Türkiye'nin kredi notunu indirmek üzere gözden geçirmeye giden Moody's sonucun 1-3 ay içinde belli olacağını açıkladı. Uluslararası kredi ve değerlendirme kuruluşunun siyasal riskler yönetici direktörü Yves Lemay Bloomberg TV'de şu açıklamaları yaptı.
- İncelemeyi 1-3 ay içerisinde tamamlayacağız
Ives Leem, "Öncelikle kredi notunu incelemeye aldığımızda potansiyel indirme imkanlarını değerlendirmek istedik. 1-3 ay içersinde bu incelemeyi tamamlayacağız ve sonucunu açıklayacağız. Bu konuda 3 alana odaklanıyoruz. Öncelikle gördüğümüz gelişmelere yönelik, siyasi krizlerin yükselmesini değerlendireceğiz. Orta vadeli beklentileri değerlendireceğiz. Özellikle siyasi riskler sebebiyle büyüme beklentileri Türk ekonomisi için engellenebilir.
Odaklanacağımız ikinci alan ise, ülkenin ekonomik reform programının ilerletme ihtimali olacak. Siyasi zorluklara rağmen reformların sürdürülebilirliğini değerlendireceğiz.
İncelemenin diğer bir parçası da ülkenin dış pozisyonuyla ilgili. Bu ülke yoğun bir şekilde yabancı yatırımcılara dayanıyor. Siyasi risklerin özellikle uluslararası yatırımcıların Türkiye'ye yönelik hassasiyetine odaklanacağız ve hassasiyetlerin aniden negatife çevrilmesinin Türk ekonomisine ne ölçüde etkisi olacağını inceleyeceğiz.

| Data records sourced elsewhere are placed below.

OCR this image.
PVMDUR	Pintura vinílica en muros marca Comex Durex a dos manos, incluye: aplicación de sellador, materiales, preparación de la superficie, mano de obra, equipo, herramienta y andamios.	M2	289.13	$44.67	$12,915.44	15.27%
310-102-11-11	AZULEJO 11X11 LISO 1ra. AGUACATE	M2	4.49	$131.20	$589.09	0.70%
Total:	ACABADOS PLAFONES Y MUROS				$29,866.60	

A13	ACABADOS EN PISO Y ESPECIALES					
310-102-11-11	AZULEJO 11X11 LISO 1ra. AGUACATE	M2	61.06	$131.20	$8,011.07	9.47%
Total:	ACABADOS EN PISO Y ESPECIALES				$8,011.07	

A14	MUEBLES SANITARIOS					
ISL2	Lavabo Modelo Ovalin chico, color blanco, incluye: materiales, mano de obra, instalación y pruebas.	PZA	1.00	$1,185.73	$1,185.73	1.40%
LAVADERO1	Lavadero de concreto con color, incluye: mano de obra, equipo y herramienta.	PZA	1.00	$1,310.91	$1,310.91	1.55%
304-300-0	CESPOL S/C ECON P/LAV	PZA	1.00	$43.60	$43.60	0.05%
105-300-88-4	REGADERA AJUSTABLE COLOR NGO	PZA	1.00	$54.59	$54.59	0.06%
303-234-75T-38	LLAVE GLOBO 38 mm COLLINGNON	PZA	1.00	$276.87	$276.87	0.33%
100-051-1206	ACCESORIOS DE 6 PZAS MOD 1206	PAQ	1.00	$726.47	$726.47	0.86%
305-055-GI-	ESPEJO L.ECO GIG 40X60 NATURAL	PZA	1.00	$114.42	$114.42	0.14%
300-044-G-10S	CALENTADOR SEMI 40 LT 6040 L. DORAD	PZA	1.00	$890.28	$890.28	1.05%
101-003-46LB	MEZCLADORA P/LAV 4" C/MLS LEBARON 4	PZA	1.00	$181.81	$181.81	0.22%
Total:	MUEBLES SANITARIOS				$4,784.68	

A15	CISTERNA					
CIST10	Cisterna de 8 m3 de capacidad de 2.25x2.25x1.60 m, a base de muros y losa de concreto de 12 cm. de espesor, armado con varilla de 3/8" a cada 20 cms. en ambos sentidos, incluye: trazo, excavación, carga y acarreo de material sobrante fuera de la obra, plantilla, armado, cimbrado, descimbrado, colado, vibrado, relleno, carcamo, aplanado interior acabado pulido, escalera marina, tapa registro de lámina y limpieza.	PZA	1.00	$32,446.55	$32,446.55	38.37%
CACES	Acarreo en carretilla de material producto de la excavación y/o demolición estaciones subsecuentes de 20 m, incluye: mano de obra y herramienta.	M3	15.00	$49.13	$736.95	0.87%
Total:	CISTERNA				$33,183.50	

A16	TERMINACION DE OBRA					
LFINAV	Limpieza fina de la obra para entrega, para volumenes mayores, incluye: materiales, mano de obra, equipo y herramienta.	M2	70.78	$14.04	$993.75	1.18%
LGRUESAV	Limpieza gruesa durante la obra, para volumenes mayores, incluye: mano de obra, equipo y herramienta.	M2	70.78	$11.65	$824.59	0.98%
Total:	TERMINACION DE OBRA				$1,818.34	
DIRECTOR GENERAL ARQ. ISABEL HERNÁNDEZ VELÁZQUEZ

- Dış borç gelişen piyasalar için yüksek
Bu yıl için vadesi gelmiş dış borçların miktarı GSYİH'nın yüzde 25'ine tekabül ediyor. Uluslararası standarda göre özellikle gelişen piyasalarda bu rakam yüksek. Türkiye büyümeye devam ediyor ve uluslararası piyasalarda yatırımcı güvenini temin etmesi gerekiyor. Ancak bu şekilde, bu miktardaki bir dış borcu finanse edebilir.
Siyasi riskler bu ülkede devam edecekse, bizim de dış sermaye piyasalarına erişimin gelecek için daha fazla yapılandırılması gerekiyor.

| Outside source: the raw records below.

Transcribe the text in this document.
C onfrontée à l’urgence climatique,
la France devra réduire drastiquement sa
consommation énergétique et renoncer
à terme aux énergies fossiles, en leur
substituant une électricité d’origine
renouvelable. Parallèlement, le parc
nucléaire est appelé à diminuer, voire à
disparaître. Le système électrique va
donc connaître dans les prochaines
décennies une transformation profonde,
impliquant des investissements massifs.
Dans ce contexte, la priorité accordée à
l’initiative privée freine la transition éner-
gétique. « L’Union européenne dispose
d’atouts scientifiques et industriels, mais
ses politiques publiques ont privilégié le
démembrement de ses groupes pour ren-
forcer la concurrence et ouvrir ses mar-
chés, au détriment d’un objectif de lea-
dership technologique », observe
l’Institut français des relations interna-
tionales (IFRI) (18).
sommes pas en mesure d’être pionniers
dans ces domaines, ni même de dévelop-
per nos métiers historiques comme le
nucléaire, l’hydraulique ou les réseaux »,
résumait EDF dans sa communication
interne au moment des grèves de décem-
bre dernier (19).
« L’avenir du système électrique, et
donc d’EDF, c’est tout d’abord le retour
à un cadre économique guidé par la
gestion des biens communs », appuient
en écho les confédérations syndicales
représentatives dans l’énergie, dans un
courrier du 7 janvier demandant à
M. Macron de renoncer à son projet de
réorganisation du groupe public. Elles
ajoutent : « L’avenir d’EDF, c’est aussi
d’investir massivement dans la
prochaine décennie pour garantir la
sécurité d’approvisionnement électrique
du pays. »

- Siyasi riskler iki senedir var
Benim kanaatimce piyasalarda gördüğümüz ve araştırmada da baktığımız şey, siyasi risklerin bir süre yüksek seviye seyrediyor ve seyredecek olması. Sadece darbeden bahsetmiyorum, geçtiğimiz iki yıla baktığımızda, yapılan seçimlerin sayısı, başbakanın istifası, Kürt hareketiyle ilgili huzursuzluklar, Suriye'deki Irak'taki çatışmalar, bütün bu olaylar aslında kurumumuz tarafından siyasal riskler olarak adlandırılıyor.
Şu anda Türkiye'deki zorlu siyasi ortam tabi ki gelecekte ekonomik büyümeyi engelleyebilir ve yapısal reformların sürdürülmesine engel teşkil edebilir. Böylece ülkenin kırılganlığı da artabilir ve dış piyasalarda bir kayma yaşanabilir.
- Reformların uygulanması gerekiyor
Başbakan'ın yılın başındaki açıklamaları ve geçen seneki açıklamada, çok kapsamlı bir reform gündemi ortaya koydu ancak bazı tedbirler henüz gerçekleştirilmedi. Bu konuyla ilgili bir diğer ciddi sorun ise iç tasarruf kapasitenin artırılması. Tabi ki gelişen ve yükselen sektörler bu hizmetleri sağlamak konusunda özellikle malların ve hizmetlerin desteklenmesi konusunda kullanılabilir. Orta vadede bu adım başarılı olursa, dış sermaye piyasasına yönelebiliriz.
Elbette bir takım ilerlemeler edinildi ancak hala ciddi fırsatlar ortaya çıkması gerekiyor. Bu anlamda Türk ekonomisinin ele alınması gerekiyor."